Glycosylation governs the binding of antipeptide antibodies to regions of hypervariable amino acid sequence within recombinant gp120 of human immunodeficiency virus type 1.

Antibodies raised to an overlapping series of peptides following the amino acid sequence of the external envelope glycoprotein (gp 120) of human immunodeficiency virus type 1 (HIV-1) recognize eight regions in recombinant gp 120 molecules. If the recombinant molecules are glycosylated, three of these regions show a reduced capacity to bind antibody. Of the other five regions, two are strain-specific and carbohydrate restricts antibody binding to their N-terminal flanks, and three can be recognized by antibodies in recombinant gp 120 from an unrelated strain of HIV-1. Antibodies in sera from HIV-1-infected patients bind at high levels to peptides from five regions of gp 120. Of these regions, two coincide with those recognized by antibodies raised to peptides.

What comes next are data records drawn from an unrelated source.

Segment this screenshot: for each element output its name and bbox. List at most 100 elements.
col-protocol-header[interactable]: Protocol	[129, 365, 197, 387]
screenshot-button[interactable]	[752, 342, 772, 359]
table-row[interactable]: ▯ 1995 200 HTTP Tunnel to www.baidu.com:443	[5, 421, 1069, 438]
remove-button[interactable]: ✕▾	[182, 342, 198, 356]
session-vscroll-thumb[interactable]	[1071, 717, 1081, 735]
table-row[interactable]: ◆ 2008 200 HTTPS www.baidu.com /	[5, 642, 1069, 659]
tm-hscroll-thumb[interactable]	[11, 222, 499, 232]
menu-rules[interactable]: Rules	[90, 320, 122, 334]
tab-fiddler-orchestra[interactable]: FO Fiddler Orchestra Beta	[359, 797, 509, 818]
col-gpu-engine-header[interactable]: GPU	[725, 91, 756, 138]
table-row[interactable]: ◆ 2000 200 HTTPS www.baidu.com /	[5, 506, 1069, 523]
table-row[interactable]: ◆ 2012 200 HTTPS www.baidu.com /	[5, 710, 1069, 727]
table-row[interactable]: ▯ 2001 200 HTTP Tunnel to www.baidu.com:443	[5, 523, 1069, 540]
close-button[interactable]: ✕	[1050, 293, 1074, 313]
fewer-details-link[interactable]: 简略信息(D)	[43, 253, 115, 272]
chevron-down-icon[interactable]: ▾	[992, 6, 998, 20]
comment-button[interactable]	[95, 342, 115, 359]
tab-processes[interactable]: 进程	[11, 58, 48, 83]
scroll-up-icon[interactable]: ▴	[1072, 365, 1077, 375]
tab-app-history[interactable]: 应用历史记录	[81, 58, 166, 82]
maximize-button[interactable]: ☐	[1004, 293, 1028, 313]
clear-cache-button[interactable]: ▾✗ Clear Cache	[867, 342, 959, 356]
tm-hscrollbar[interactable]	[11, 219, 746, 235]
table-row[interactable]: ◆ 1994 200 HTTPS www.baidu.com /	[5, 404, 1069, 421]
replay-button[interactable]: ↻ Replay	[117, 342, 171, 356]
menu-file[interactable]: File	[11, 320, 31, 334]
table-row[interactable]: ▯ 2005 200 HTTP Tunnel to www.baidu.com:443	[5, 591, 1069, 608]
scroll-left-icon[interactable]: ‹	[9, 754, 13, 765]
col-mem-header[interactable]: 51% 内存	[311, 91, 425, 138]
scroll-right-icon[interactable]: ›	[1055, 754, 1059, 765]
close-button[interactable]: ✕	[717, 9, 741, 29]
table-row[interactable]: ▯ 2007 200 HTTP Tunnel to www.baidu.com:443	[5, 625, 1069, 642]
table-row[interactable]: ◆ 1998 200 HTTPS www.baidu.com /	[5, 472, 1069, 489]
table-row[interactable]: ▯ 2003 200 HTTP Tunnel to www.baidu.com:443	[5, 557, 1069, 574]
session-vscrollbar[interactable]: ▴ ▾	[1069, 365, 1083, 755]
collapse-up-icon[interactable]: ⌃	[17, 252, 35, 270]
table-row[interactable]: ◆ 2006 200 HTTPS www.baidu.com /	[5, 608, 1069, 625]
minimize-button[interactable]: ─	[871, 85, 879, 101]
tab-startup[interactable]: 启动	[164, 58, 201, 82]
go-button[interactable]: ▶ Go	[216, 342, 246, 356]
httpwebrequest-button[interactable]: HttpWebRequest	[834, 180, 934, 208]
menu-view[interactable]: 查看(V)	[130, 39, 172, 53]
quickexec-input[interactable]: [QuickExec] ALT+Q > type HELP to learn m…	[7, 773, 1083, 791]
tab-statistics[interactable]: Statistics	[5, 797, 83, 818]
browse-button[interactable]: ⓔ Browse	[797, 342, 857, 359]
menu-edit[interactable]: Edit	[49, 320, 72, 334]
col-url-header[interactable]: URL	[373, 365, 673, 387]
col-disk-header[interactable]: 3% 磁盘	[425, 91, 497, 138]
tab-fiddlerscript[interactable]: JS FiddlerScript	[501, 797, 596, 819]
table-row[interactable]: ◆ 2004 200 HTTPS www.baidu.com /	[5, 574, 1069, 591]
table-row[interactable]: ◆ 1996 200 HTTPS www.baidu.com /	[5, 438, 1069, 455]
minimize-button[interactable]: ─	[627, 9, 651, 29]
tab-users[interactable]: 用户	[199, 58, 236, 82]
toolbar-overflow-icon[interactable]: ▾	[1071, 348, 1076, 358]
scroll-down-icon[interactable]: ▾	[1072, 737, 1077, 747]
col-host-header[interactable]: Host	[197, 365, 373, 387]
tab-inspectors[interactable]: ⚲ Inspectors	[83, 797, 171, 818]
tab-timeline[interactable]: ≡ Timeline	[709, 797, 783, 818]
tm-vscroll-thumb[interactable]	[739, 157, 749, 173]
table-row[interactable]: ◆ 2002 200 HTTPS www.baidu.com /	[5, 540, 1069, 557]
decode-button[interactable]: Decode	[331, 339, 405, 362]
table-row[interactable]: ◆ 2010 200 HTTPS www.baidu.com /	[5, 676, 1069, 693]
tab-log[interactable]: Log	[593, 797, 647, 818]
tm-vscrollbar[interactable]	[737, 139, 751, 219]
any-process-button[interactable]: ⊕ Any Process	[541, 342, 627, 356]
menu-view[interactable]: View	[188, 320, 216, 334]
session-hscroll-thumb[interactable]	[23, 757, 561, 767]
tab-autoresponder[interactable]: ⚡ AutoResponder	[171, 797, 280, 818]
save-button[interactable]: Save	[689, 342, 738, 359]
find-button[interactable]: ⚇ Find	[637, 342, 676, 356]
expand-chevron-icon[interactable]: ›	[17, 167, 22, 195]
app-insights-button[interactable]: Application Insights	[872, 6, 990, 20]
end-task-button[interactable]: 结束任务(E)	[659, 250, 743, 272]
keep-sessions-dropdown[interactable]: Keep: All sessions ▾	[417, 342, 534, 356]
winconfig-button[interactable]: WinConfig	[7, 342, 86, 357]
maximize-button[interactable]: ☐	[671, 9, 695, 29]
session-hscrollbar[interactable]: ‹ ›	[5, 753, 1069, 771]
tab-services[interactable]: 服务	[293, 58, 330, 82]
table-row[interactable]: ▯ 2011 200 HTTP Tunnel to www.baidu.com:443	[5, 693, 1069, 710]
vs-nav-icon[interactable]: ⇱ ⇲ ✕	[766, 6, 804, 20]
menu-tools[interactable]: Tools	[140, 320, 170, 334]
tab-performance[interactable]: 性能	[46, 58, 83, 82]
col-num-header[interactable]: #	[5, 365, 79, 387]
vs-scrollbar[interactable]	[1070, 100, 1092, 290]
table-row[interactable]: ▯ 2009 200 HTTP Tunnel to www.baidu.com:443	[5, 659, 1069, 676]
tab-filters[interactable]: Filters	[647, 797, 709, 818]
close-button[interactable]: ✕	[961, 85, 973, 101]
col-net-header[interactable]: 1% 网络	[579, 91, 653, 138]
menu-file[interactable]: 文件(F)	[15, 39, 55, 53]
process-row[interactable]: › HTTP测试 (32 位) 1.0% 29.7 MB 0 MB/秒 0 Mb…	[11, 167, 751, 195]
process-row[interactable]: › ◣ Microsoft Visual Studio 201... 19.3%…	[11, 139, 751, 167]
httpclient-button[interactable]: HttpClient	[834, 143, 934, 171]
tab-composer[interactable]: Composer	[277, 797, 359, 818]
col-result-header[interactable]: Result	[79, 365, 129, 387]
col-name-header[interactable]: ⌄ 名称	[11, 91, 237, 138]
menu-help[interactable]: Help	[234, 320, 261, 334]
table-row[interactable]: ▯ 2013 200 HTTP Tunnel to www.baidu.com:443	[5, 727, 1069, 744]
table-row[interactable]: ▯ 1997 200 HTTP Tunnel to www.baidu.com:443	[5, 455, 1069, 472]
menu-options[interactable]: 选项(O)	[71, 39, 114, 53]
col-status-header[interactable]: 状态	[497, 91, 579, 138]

Four of the five epitopes recognized by the rat antipeptide sera whose ability to bind antibody is influenced most by glycosylation, and three of the five regions which induce high levels of antibodies in patients' sera, contain putative glycosylation sites which are variable between strains of HIV-1. Such sites flank the putative neutralization and CD4-binding regions of gp 120. It is suggested that changes in the number and position of carbohydrate moieties following mutation can alternately mask and reveal epitopes. Masking an epitope can render a virus resistant to neutralization, whereas virus which binds antibody without being neutralized is able to gain entry to cells bearing antibody and complement receptors. Changes in the glycosylation pattern of gp 120 may therefore contribute to the control of HIV-1 spread within its host.